In qu 24, the process described above reveals that we need the simplest diene, 1,3-butadiene.
Qu25: C
As per qu 24, the process reveals that we need the trans-diester, C. D has the wrong stereochemistry and E would have given cis ester groups in the product after the catalytic hydrogenation
PI SYSTEMS:
All about knowing properties of pi systems such as resonance, structure, bonding, shapes, and terminologies etc.
Qu26: AB
Conjugation requires an extended pi system (at least 3 atoms) where the pi systems can interact
(parallel, not perpendicular). This is not restricted to all carbon systems.
Make sure you draw out all the bonds to be sure. A has conjugated C=C and C=O an isolated. B is a conjugated diene. C and D are isolated dienes (sp3 C between the 2 C=C units). E is also an isolated type of system.
Qu27: CE
Resonance contributors are derived via the delocalisation of the pi electrons with the pi system and can be derived by pushing curly arrows. Use the rules for recognising resonance structures. A, B and E can be ruled out because the +ve charge can't be located on a C that was sp2 in the original structure.
Qu28: D
The key facts here are (1) conjugated dienes are more stable than isolated dienes (due to conjugation stabilisation), (2) in acyclic systems, trans alkenes are more stable than cis (sterics) and (3) in conjugated dienes the s-trans is more stable than the s-cis (sterics). Therefore the most stable system is D where we have an conjugated trans alkenes with a s-trans conformation. A and C are conjugated cis alkenes. B and E are isolated dienes.
Qu29: B
The most exothermic heat of hydrogenation means we are looking for the least stable isomer. The key facts here are (1) alkyl groups stabilise alkenes or alkynes so more substituted systems are the more stable, (2) alkynes are less stable than conjugated or isolated dienes. (3) branched alkyl groups are more stable than straight chains. Therefore the least stable system is B the terminal alkyne with the unbranched alkyl substituent. A and E are dienes. C has a branched alkyl substituent and D is an internal (disubstituted alkyne).
Qu30: B
Resonance energy is the amount of stabilisation caused by resonance. In these polyene examples, it will be the one with the most conjugation. B is a conjugated triene.
Qu31: AC
Tautomers (remember alkyne hydration ?) of ketones are the enols. B is a resonance contributor. D not even an isomer (it's a reduction product).

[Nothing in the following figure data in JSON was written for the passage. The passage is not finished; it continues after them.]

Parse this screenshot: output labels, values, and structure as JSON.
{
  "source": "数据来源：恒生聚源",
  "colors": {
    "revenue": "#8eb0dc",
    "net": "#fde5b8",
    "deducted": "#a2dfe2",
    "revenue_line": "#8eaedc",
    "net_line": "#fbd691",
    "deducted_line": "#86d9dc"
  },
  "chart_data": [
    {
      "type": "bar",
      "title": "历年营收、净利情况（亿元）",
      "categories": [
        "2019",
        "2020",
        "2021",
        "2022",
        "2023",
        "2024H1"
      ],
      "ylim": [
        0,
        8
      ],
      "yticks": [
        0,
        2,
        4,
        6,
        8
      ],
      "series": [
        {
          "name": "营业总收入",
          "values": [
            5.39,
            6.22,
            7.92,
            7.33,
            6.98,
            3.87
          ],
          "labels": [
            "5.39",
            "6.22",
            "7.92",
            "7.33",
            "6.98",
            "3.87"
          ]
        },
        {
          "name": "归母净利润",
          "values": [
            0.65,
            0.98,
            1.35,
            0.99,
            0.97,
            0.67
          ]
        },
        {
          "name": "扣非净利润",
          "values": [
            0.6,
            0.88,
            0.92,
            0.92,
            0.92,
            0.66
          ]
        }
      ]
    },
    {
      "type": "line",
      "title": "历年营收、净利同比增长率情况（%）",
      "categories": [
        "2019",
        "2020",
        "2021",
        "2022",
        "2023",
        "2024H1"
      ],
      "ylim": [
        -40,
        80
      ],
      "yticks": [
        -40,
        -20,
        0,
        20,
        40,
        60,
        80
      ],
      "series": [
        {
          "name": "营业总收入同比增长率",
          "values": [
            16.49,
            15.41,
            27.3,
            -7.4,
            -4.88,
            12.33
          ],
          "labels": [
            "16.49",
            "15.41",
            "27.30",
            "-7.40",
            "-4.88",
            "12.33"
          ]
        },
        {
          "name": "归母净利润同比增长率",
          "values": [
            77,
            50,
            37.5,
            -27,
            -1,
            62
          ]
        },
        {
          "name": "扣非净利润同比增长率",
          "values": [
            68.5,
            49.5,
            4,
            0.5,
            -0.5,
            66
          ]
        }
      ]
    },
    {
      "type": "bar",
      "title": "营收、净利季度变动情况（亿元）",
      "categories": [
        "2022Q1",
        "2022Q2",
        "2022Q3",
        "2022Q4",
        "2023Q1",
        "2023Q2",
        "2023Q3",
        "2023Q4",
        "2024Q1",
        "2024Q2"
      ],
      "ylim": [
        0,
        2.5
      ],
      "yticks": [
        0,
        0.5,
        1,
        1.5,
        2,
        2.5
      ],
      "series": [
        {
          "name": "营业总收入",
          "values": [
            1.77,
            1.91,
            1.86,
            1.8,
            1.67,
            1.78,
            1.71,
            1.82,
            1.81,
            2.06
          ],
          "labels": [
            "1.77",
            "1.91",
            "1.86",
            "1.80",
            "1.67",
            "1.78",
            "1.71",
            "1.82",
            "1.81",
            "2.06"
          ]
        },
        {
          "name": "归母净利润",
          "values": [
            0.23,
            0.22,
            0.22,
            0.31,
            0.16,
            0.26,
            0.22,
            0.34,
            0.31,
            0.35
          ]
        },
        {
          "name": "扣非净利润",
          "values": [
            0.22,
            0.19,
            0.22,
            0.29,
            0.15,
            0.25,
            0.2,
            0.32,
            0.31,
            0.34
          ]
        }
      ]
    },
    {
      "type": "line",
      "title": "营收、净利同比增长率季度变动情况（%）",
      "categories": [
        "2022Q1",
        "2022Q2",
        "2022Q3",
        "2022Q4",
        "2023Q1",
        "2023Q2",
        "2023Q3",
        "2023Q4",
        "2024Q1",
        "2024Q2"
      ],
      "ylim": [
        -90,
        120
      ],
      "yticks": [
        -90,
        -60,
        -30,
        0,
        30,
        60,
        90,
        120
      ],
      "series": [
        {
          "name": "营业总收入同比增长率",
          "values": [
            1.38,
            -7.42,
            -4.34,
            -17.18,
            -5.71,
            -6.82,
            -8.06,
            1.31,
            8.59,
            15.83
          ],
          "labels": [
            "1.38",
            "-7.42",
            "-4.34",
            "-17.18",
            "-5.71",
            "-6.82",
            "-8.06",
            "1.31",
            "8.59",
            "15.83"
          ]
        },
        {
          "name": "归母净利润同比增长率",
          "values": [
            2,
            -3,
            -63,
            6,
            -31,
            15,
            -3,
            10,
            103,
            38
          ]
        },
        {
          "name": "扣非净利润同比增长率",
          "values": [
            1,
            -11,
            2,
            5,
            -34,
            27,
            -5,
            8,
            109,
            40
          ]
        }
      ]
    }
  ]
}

E is a conjugate base of the enol.
Qu32: E
Reaction is the hydrogenation of either alkene or alkynes or aromatics. The reactivity towards reduction is determined by the strength of the pi bonds: the weaker the pi bond, the faster the reaction. So alkynes reduce more rapidly than alkenes and aromatic C=C reduce more slowly than alkene C=C due to the aromatic stabilisation.
Qu33: C
The E isomer requires that the higher priority groups at each end of the C=C (based on the Cahn-Ingold-Prelog rules: Cl > CH3 and Et > H) are on the opposite sides = C. A is Z, B and D are 4-chloropent-2-ene. E is (Z)-3-chloropent-2-ene.
Qu34: B
Resonance contributors are derived via the delocalisation of the pi electrons with the pi system and can be derived by pushing curly arrows. Use the rules for recognising resonance structures. A, C and D can be ruled out because radical center has moved to C that were sp3 to begin with so an H would have had to move. E is wrong because the methyl group has become =CH2.